Right so came by him Merlin like a child of fourteen year of age, and saluted the king, and asked him why he was so pensive. I may well be pensive, said the king, for I have seen the marvellest sight that ever I saw. That know I well, said Merlin, as well as thyself, and of all thy thoughts, but thou art but a fool to take thought, for it will not amend thee. Also I know what thou art, and who was thy father, and of whom thou wert begotten; King Uther Pendragon was thy father, and begat thee on Igraine. That is false, said King Arthur, how shouldest thou know it, for thou art not so old of years to know my father? Yes, said Merlin, I know it better than ye or any man living. I will not believe thee, said Arthur, and was wroth with the child. So departed Merlin, and came again in the likeness of an old man of fourscore year of age, whereof the king was right glad, for he seemed to be right wise.

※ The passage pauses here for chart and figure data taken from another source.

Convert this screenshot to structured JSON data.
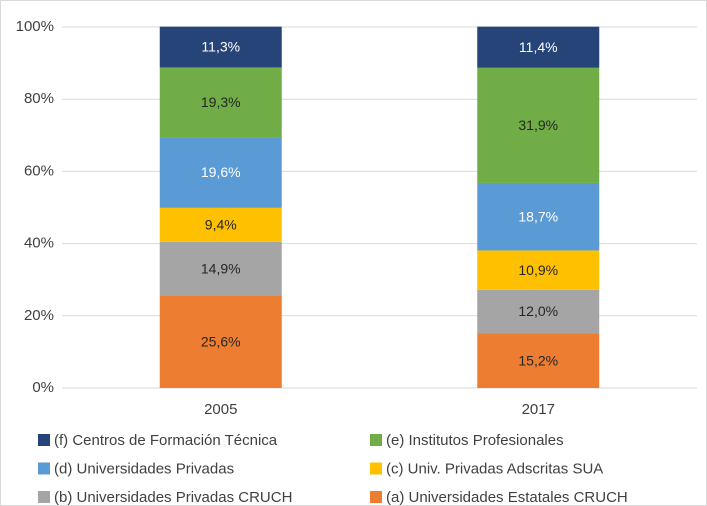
{
  "chart_data": {
    "type": "stacked_bar",
    "categories": [
      "2005",
      "2017"
    ],
    "series": [
      {
        "name": "(a) Universidades Estatales CRUCH",
        "color": "#ed7d31",
        "label_color": "#262626",
        "values": [
          25.6,
          15.2
        ],
        "value_labels": [
          "25,6%",
          "15,2%"
        ]
      },
      {
        "name": "(b) Universidades Privadas CRUCH",
        "color": "#a5a5a5",
        "label_color": "#262626",
        "values": [
          14.9,
          12.0
        ],
        "value_labels": [
          "14,9%",
          "12,0%"
        ]
      },
      {
        "name": "(c) Univ. Privadas Adscritas SUA",
        "color": "#ffc000",
        "label_color": "#262626",
        "values": [
          9.4,
          10.9
        ],
        "value_labels": [
          "9,4%",
          "10,9%"
        ]
      },
      {
        "name": "(d) Universidades Privadas",
        "color": "#5b9bd5",
        "label_color": "#ffffff",
        "values": [
          19.6,
          18.7
        ],
        "value_labels": [
          "19,6%",
          "18,7%"
        ]
      },
      {
        "name": "(e) Institutos Profesionales",
        "color": "#70ad47",
        "label_color": "#262626",
        "values": [
          19.3,
          31.9
        ],
        "value_labels": [
          "19,3%",
          "31,9%"
        ]
      },
      {
        "name": "(f) Centros de Formación Técnica",
        "color": "#264478",
        "label_color": "#ffffff",
        "values": [
          11.3,
          11.4
        ],
        "value_labels": [
          "11,3%",
          "11,4%"
        ]
      }
    ],
    "ylim": [
      0,
      100
    ],
    "yticks": [
      {
        "value": 0,
        "label": "0%"
      },
      {
        "value": 20,
        "label": "20%"
      },
      {
        "value": 40,
        "label": "40%"
      },
      {
        "value": 60,
        "label": "60%"
      },
      {
        "value": 80,
        "label": "80%"
      },
      {
        "value": 100,
        "label": "100%"
      }
    ],
    "grid": true
  }
}
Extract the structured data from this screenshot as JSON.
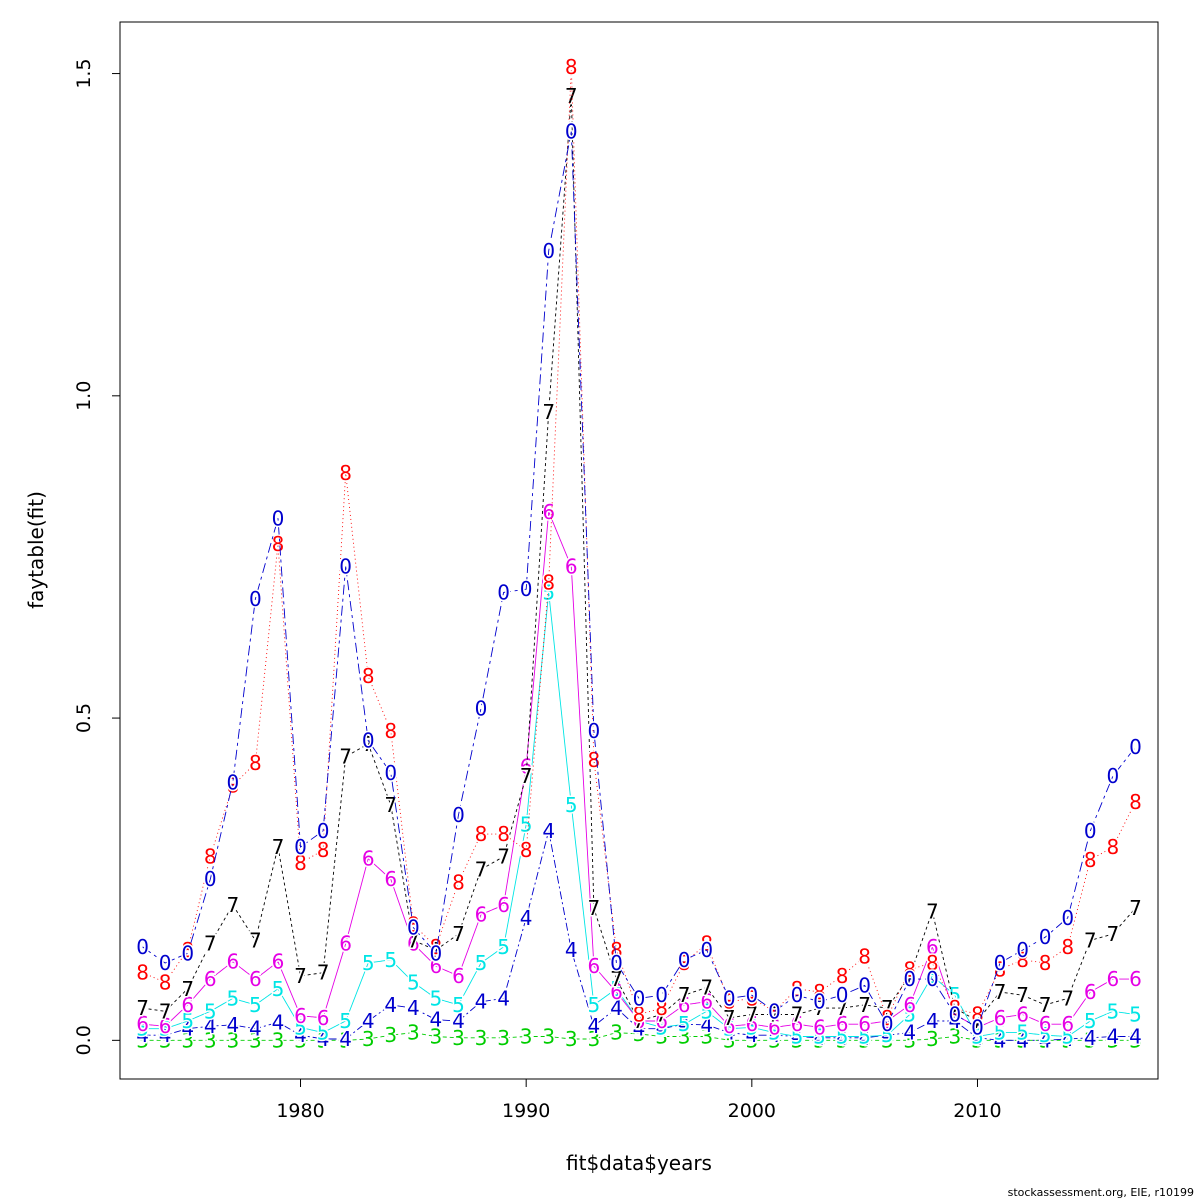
{
  "chart_data": {
    "type": "line",
    "xlabel": "fit$data$years",
    "ylabel": "faytable(fit)",
    "xlim": [
      1972,
      2018
    ],
    "ylim": [
      -0.06,
      1.58
    ],
    "x_ticks": [
      "1980",
      "1990",
      "2000",
      "2010"
    ],
    "x_tick_values": [
      1980,
      1990,
      2000,
      2010
    ],
    "y_ticks": [
      "0.0",
      "0.5",
      "1.0",
      "1.5"
    ],
    "y_tick_values": [
      0,
      0.5,
      1.0,
      1.5
    ],
    "x": [
      1973,
      1974,
      1975,
      1976,
      1977,
      1978,
      1979,
      1980,
      1981,
      1982,
      1983,
      1984,
      1985,
      1986,
      1987,
      1988,
      1989,
      1990,
      1991,
      1992,
      1993,
      1994,
      1995,
      1996,
      1997,
      1998,
      1999,
      2000,
      2001,
      2002,
      2003,
      2004,
      2005,
      2006,
      2007,
      2008,
      2009,
      2010,
      2011,
      2012,
      2013,
      2014,
      2015,
      2016,
      2017
    ],
    "series": [
      {
        "name": "3",
        "color": "#00cd00",
        "dash": "4,3",
        "values": [
          0.0,
          0.0,
          0.0,
          0.0,
          0.0,
          0.0,
          0.0,
          0.0,
          0.0,
          0.0,
          0.002,
          0.008,
          0.012,
          0.006,
          0.004,
          0.004,
          0.004,
          0.006,
          0.006,
          0.002,
          0.002,
          0.012,
          0.01,
          0.006,
          0.006,
          0.006,
          0.0,
          0.0,
          0.0,
          0.0,
          0.0,
          0.0,
          0.0,
          0.0,
          0.0,
          0.002,
          0.006,
          0.0,
          0.0,
          0.0,
          0.0,
          0.0,
          0.0,
          0.0,
          0.0
        ]
      },
      {
        "name": "4",
        "color": "#0000cd",
        "dash": "8,3,2,3",
        "values": [
          0.008,
          0.008,
          0.018,
          0.022,
          0.024,
          0.018,
          0.028,
          0.008,
          0.002,
          0.002,
          0.03,
          0.055,
          0.05,
          0.032,
          0.03,
          0.06,
          0.065,
          0.19,
          0.325,
          0.14,
          0.022,
          0.05,
          0.018,
          0.018,
          0.025,
          0.024,
          0.012,
          0.008,
          0.008,
          0.006,
          0.004,
          0.004,
          0.004,
          0.008,
          0.012,
          0.03,
          0.03,
          0.004,
          0.0,
          0.0,
          0.0,
          0.002,
          0.004,
          0.006,
          0.006
        ]
      },
      {
        "name": "5",
        "color": "#00e5e5",
        "dash": "1,0",
        "values": [
          0.018,
          0.018,
          0.03,
          0.045,
          0.065,
          0.055,
          0.08,
          0.02,
          0.012,
          0.03,
          0.12,
          0.125,
          0.09,
          0.065,
          0.055,
          0.12,
          0.145,
          0.335,
          0.695,
          0.365,
          0.055,
          0.08,
          0.03,
          0.02,
          0.025,
          0.045,
          0.018,
          0.02,
          0.012,
          0.006,
          0.006,
          0.006,
          0.006,
          0.008,
          0.04,
          0.1,
          0.07,
          0.006,
          0.012,
          0.012,
          0.008,
          0.006,
          0.03,
          0.045,
          0.04
        ]
      },
      {
        "name": "6",
        "color": "#e500e5",
        "dash": "1,0",
        "values": [
          0.025,
          0.022,
          0.055,
          0.095,
          0.122,
          0.095,
          0.122,
          0.038,
          0.035,
          0.15,
          0.282,
          0.25,
          0.15,
          0.115,
          0.1,
          0.195,
          0.21,
          0.425,
          0.82,
          0.735,
          0.115,
          0.075,
          0.03,
          0.03,
          0.055,
          0.06,
          0.022,
          0.025,
          0.02,
          0.025,
          0.02,
          0.025,
          0.025,
          0.03,
          0.055,
          0.145,
          0.04,
          0.02,
          0.035,
          0.04,
          0.025,
          0.025,
          0.075,
          0.095,
          0.095
        ]
      },
      {
        "name": "7",
        "color": "#000000",
        "dash": "3,3",
        "values": [
          0.05,
          0.045,
          0.08,
          0.15,
          0.21,
          0.155,
          0.3,
          0.1,
          0.105,
          0.44,
          0.46,
          0.365,
          0.155,
          0.14,
          0.165,
          0.265,
          0.285,
          0.41,
          0.975,
          1.465,
          0.205,
          0.095,
          0.03,
          0.04,
          0.07,
          0.082,
          0.035,
          0.04,
          0.04,
          0.04,
          0.05,
          0.05,
          0.055,
          0.05,
          0.1,
          0.2,
          0.05,
          0.03,
          0.075,
          0.07,
          0.055,
          0.065,
          0.155,
          0.165,
          0.205
        ]
      },
      {
        "name": "8",
        "color": "#ff0000",
        "dash": "1,3",
        "values": [
          0.105,
          0.09,
          0.14,
          0.285,
          0.395,
          0.43,
          0.77,
          0.275,
          0.295,
          0.88,
          0.565,
          0.48,
          0.18,
          0.145,
          0.245,
          0.32,
          0.32,
          0.295,
          0.71,
          1.51,
          0.435,
          0.14,
          0.04,
          0.05,
          0.12,
          0.15,
          0.06,
          0.065,
          0.045,
          0.08,
          0.075,
          0.1,
          0.13,
          0.035,
          0.11,
          0.12,
          0.05,
          0.04,
          0.11,
          0.125,
          0.12,
          0.145,
          0.28,
          0.3,
          0.37
        ]
      },
      {
        "name": "0",
        "color": "#0000cd",
        "dash": "10,4,3,4",
        "values": [
          0.145,
          0.12,
          0.135,
          0.25,
          0.4,
          0.685,
          0.81,
          0.3,
          0.325,
          0.735,
          0.465,
          0.415,
          0.175,
          0.135,
          0.35,
          0.515,
          0.695,
          0.7,
          1.225,
          1.41,
          0.48,
          0.12,
          0.065,
          0.07,
          0.125,
          0.14,
          0.065,
          0.07,
          0.045,
          0.07,
          0.06,
          0.07,
          0.085,
          0.025,
          0.095,
          0.095,
          0.04,
          0.02,
          0.12,
          0.14,
          0.16,
          0.19,
          0.325,
          0.41,
          0.455
        ]
      }
    ]
  },
  "footer": "stockassessment.org, EIE, r10199"
}
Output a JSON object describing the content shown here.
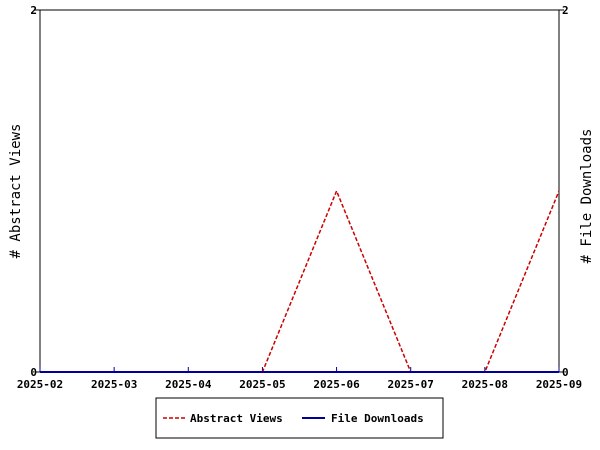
{
  "chart_data": {
    "type": "line",
    "categories": [
      "2025-02",
      "2025-03",
      "2025-04",
      "2025-05",
      "2025-06",
      "2025-07",
      "2025-08",
      "2025-09"
    ],
    "series": [
      {
        "name": "Abstract Views",
        "values": [
          0,
          0,
          0,
          0,
          1,
          0,
          0,
          1
        ],
        "color": "#cc0000",
        "style": "dashed",
        "axis": "left"
      },
      {
        "name": "File Downloads",
        "values": [
          0,
          0,
          0,
          0,
          0,
          0,
          0,
          0
        ],
        "color": "#000099",
        "style": "solid",
        "axis": "right"
      }
    ],
    "ylabel": "# Abstract Views",
    "y2label": "# File Downloads",
    "ylim": [
      0,
      2
    ],
    "y2lim": [
      0,
      2
    ],
    "yticks": [
      "0",
      "2"
    ],
    "y2ticks": [
      "0",
      "2"
    ],
    "grid": false,
    "legend_position": "bottom"
  }
}
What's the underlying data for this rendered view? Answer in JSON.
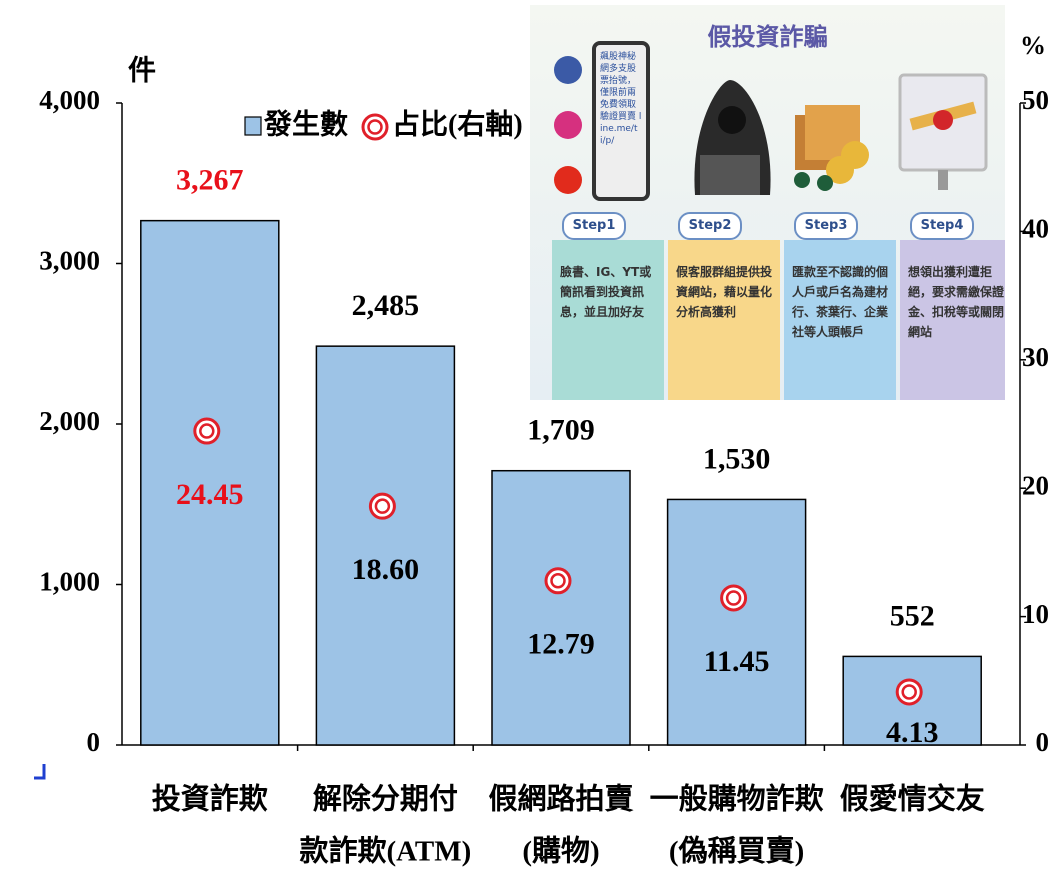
{
  "chart_data": {
    "type": "bar",
    "ylabel": "件",
    "y2label": "%",
    "categories": [
      [
        "投資詐欺"
      ],
      [
        "解除分期付",
        "款詐欺(ATM)"
      ],
      [
        "假網路拍賣",
        "(購物)"
      ],
      [
        "一般購物詐欺",
        "(偽稱買賣)"
      ],
      [
        "假愛情交友"
      ]
    ],
    "series": [
      {
        "name": "發生數",
        "color": "#9dc3e6",
        "values": [
          3267,
          2485,
          1709,
          1530,
          552
        ],
        "value_labels": [
          "3,267",
          "2,485",
          "1,709",
          "1,530",
          "552"
        ]
      },
      {
        "name": "占比(右軸)",
        "axis": "y2",
        "color": "#e0202a",
        "values": [
          24.45,
          18.6,
          12.79,
          11.45,
          4.13
        ],
        "value_labels": [
          "24.45",
          "18.60",
          "12.79",
          "11.45",
          "4.13"
        ]
      }
    ],
    "highlight": 0,
    "highlight_color": "#e8101a",
    "ylim": [
      0,
      4000
    ],
    "yticks": [
      0,
      {
        "value": 1000,
        "label": "1,000"
      },
      {
        "value": 2000,
        "label": "2,000"
      },
      {
        "value": 3000,
        "label": "3,000"
      },
      {
        "value": 4000,
        "label": "4,000"
      }
    ],
    "y2lim": [
      0,
      50
    ],
    "y2ticks": [
      0,
      10,
      20,
      30,
      40,
      50
    ]
  },
  "infographic": {
    "title": "假投資詐騙",
    "phone_text": "飆股神秘網多支股票抬號，僅限前兩免費領取驗證買賣 line.me/ti/p/",
    "steps": [
      {
        "label": "Step1",
        "text": "臉書、IG、YT或簡訊看到投資訊息，並且加好友",
        "color": "#a9dcd6"
      },
      {
        "label": "Step2",
        "text": "假客服群組提供投資網站，藉以量化分析高獲利",
        "color": "#f8d78a"
      },
      {
        "label": "Step3",
        "text": "匯款至不認識的個人戶或戶名為建材行、茶葉行、企業社等人頭帳戶",
        "color": "#a8d3ee"
      },
      {
        "label": "Step4",
        "text": "想領出獲利遭拒絕，要求需繳保證金、扣稅等或關閉網站",
        "color": "#cbc5e5"
      }
    ]
  }
}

And so Arthur rode a soft pace till it was day, and then was he ware of three churls chasing Merlin, and would have slain him. Then the king rode unto them, and bade them: Flee, churls! then were they afeard when they saw a knight, and fled. O Merlin, said Arthur, here hadst thou been slain for all thy crafts had I not been. Nay, said Merlin, not so, for I could save myself an I would; and thou art more near thy death than I am, for thou goest to the deathward, an God be not thy friend.
Then Sir Arthur looked on the sword, and liked it passing well. Whether liketh you better, said Merlin, the sword or the scabbard? Me liketh better the sword, said Arthur. Ye are more unwise, said Merlin, for the scabbard is worth ten of the swords, for whiles ye have the scabbard upon you, ye shall never lose no blood, be ye never so sore wounded; therefore keep well the scabbard always with you.